Bottle Lake and Waitikiri: the early years

By 1840 Bottle Lake and the Waitikiri swamplands were well recognised as food gathering areas for the local Māori people of Ngai Tahu. Long before European settlers arrived the gathering of eels and other fish had been well established. The area was rich in native plants that provided a constant supply of medicines, and also materials for building, making traps, baskets, weaving, footwear, and weapons.

With the Europeans arriving in increasing numbers there was a need to purchase land. The New Zealand Land Company was established to supervise the legal purchase of land and later became known as The New Zealand Company. The Association responsible for forming the settlement of Canterbury began organising for the new town of Christchurch under the patronage of the New Zealand Company.

The right to purchase 1,000,000 acres over two years was granted to the association by the New Zealand Company. The control the association had over the purchasing of land prevented most squatting situations like those that had occurred in Australia where land was rented cheaply and stock ran unchecked.

In June 1848, Harry Kemp, Governor Grey’s agent for land purchase, began negotiations to buy land from the Ngai Tahu people on behalf of the New Zealand Company. Large areas of land from Kaiapoi to Otago were divided into runs, and this buying of lands became known as the Kemp Purchase.

One of the runs surveyed encompassed Bottle Lake and the Waitikiri swamplands. It extended from the Waimakariri River to the Southshore Spit and was named the Sandhills Run.

John McLean was the first European to own the land where the lake was situated, having bought it from the New Zealand Company in 1860.

Edward Reece was the next owner and he purchased the land from McLean only two years later. Reece was a Shropshire farmer’s son, and arrived in New Zealand in 1854. He became an astute businessman with a successful ironmongers business, and an interest in local affairs. Reece became a councillor, sitting on the first council meeting that took place on 3 March 1862. It was also Reece who first introduced pinus seedlings into the Bottle Lake area. He built his house over-looking the bottle-shaped lake, and brought in labour to trim the lakes banks and to landscape around the homestead. Cattle were bought with a view to fattening, but this was hampered due to heavy losses with stock being stuck in the bogs. Mr Reece died in 1885 and left his property to his sons William and Charles.

William eventually became Mayor of Christchurch for a short time, and sold the property to Mr Dalgety in 1901. Included in the sale was the fine house that William had built at Bottle Lake called Waitikiri . Research with Māori people suggests several different interpretations of 'Waitikiri' and they are 'muddy water', 'water springs back', 'there it is dug', and 'a lagoon'.

In 1920 Dalgety sold the property to Mr J G Armstrong, a farmer and land valuer. Throughout the 1920s, JG, as he was known, continued to drain the land and run cattle. He also lost stock to the bogs. JG employed Mr Aldridge to look after this property as he also had a sheep run near Scargill, and spent much of his time there.
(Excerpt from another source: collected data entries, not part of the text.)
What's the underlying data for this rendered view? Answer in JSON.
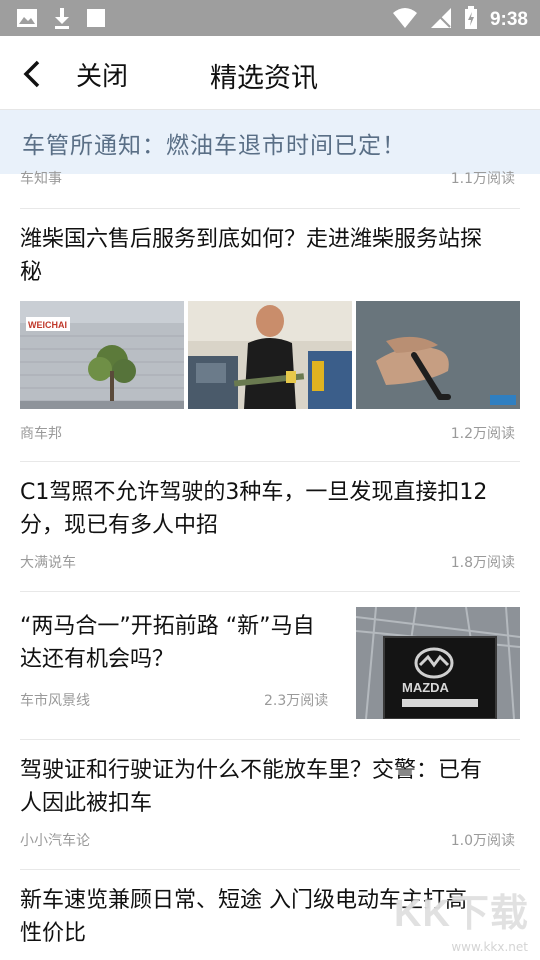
{
  "status": {
    "time": "9:38"
  },
  "header": {
    "close_label": "关闭",
    "title": "精选资讯"
  },
  "notice": {
    "text": "车管所通知：燃油车退市时间已定！"
  },
  "partial_item": {
    "source": "车知事",
    "reads": "1.1万阅读"
  },
  "articles": [
    {
      "title_line1": "潍柴国六售后服务到底如何？走进潍柴服务站探",
      "title_line2": "秘",
      "source": "商车邦",
      "reads": "1.2万阅读"
    },
    {
      "title_line1": "C1驾照不允许驾驶的3种车，一旦发现直接扣12",
      "title_line2": "分，现已有多人中招",
      "source": "大满说车",
      "reads": "1.8万阅读"
    },
    {
      "title_line1": "“两马合一”开拓前路 “新”马自",
      "title_line2": "达还有机会吗？",
      "source": "车市风景线",
      "reads": "2.3万阅读"
    },
    {
      "title_line1": "驾驶证和行驶证为什么不能放车里？交警：已有",
      "title_line2": "人因此被扣车",
      "source": "小小汽车论",
      "reads": "1.0万阅读"
    },
    {
      "title_line1": "新车速览兼顾日常、短途 入门级电动车主打高",
      "title_line2": "性价比"
    }
  ],
  "thumb_text": {
    "weichai_logo": "WEICHAI",
    "mazda_sign": "MAZDA"
  },
  "watermark": {
    "text": "KK下载",
    "url": "www.kkx.net"
  }
}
It was Aldridge who was responsible for much of the drainage in the area. The Aldridge family lived at Waitikiri in the servants' quarters.

In 1937 Ray Blank and several businessmen formed Waitikiri Links Ltd and purchased the property from Armstrong for £7750. The city has benefitted to this day from the development of two very good golf courses, Windsor and Waitikiri.

Over the years the area surrounding the lake was neglected as the development of the land into productive farmland took precedence, and by the late 1930s the bottle-shaped lake had virtually disappeared.

The name 'Bottle Lake' has been used by various bodies since. When the council acquired land nearby and planted trees, they named it Bottle Lake Forest. In 1975 the area was given protective park status and has since been named Bottle Lake Forest Park.

The council was not the only one to adopt the name. Looking for a remote area in which to set up an infectious diseases hospital, the hospital board developed an area and built a fever hospital on the current Burwood Hospital site. They named the fever hospital Bottle Lake Hospital and the road leading up to the hospital was Bottle Lake Road. The hospital and the road changed their names in the early 1900s and became known as Burwood Hospital and Burwood Road.

The majority of Christchurch people were unaware of the developments at Bottle Lake Forest, and as it was a working forest, the public was barred from using it. However, since gaining park status, the forest is being used by ever increasing numbers and attracts thousands of visitors annually wanting to enjoy the expanse and the tranquillity.